The maintenance period is an easier solution than the time periods with exclusions. Simply define a time period with your maintenance period schedule and set this time period as your host/service maintenance_period. It will be considered the same as a scheduled downtime, so (unlike exclusions in your host/service check period) the checks will still be run during the maintenance period but the problems notifications will not be raised.

Overlapping scheduled downtime

I like to refer to this as the “Oh crap, it’s not working” syndrome. You know what I’m talking about. You take a server down to perform a “routine” hardware upgrade, only to later realize that the OS drivers aren’t working, the RAID array blew up, or the drive imaging failed and left your original disks useless to the world.

Moral of the story is that any routine work on a server is quite likely to take three or four times as long as you had originally planned…

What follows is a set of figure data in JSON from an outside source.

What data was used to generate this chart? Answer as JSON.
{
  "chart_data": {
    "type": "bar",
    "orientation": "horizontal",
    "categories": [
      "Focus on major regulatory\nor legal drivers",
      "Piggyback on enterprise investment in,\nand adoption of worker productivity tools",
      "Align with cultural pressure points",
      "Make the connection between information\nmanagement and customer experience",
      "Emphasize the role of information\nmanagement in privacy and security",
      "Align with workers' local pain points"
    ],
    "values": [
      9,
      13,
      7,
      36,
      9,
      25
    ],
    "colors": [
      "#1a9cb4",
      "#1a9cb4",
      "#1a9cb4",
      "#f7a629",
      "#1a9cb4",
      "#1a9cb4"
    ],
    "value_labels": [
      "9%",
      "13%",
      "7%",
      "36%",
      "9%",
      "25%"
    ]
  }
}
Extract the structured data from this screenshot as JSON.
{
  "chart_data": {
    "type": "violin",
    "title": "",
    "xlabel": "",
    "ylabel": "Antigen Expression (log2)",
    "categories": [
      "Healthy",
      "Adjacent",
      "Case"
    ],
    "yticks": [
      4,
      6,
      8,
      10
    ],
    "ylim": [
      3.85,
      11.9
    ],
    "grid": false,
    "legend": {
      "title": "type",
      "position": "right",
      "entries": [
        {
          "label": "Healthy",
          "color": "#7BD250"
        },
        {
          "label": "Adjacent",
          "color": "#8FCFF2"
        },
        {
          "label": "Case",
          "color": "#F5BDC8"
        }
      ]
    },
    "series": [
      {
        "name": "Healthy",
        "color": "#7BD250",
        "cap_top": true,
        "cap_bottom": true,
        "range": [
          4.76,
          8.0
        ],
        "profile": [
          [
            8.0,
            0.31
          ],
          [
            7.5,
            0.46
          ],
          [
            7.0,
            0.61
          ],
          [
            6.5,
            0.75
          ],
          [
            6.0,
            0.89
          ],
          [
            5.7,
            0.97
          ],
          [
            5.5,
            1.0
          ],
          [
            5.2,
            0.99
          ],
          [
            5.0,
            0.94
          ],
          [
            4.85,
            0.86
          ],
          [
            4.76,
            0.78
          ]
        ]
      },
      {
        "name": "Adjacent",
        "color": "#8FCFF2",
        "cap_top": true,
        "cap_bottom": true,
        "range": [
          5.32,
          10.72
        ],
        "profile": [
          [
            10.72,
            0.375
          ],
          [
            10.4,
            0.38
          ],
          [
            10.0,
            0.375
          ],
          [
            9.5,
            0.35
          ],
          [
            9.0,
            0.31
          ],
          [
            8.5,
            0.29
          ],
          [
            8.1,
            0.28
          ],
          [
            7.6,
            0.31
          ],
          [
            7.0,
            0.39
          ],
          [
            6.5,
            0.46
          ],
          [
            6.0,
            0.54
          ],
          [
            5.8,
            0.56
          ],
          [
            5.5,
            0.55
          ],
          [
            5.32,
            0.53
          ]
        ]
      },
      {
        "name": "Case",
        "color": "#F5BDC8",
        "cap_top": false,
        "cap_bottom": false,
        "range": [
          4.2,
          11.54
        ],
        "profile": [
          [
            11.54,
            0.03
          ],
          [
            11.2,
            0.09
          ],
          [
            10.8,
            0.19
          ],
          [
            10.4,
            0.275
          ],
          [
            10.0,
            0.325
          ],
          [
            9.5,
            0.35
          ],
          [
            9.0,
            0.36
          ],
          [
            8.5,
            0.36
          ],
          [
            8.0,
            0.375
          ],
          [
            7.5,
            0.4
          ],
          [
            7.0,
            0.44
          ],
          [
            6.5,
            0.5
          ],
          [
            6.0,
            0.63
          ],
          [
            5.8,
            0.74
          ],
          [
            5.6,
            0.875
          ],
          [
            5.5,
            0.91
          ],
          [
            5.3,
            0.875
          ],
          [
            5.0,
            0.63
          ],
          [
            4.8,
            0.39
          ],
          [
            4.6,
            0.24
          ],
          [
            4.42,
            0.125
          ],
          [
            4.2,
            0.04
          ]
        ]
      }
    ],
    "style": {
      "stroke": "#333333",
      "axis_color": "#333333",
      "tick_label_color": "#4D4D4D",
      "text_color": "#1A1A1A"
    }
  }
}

Let’s take the following scenario:

  • You schedule downtime for host A from 7:30pm-9:30pm on a Monday
  • You bring the server down about 7:45pm Monday evening to start a hard drive upgrade
  • After wasting an hour and a half battling with SCSI errors and driver incompatibilities, you finally get the machine to boot up
  • At 9:15 you realize that one of your partitions is either hosed or doesn’t seem to exist anywhere on the drive
  • Knowing you’re in for a long night, you go back and schedule additional downtime for host A from 9:20pm Monday evening to 1:30am Tuesday Morning.

If you schedule overlapping periods of downtime for a host or service (in this case the periods were 7:40pm-9:30pm and 9:20pm-1:30am), Alignak will wait until the last period of scheduled downtime is over before it allows notifications to be sent out for that host or service. In this example notifications would be suppressed for host A until 1:30am Tuesday morning.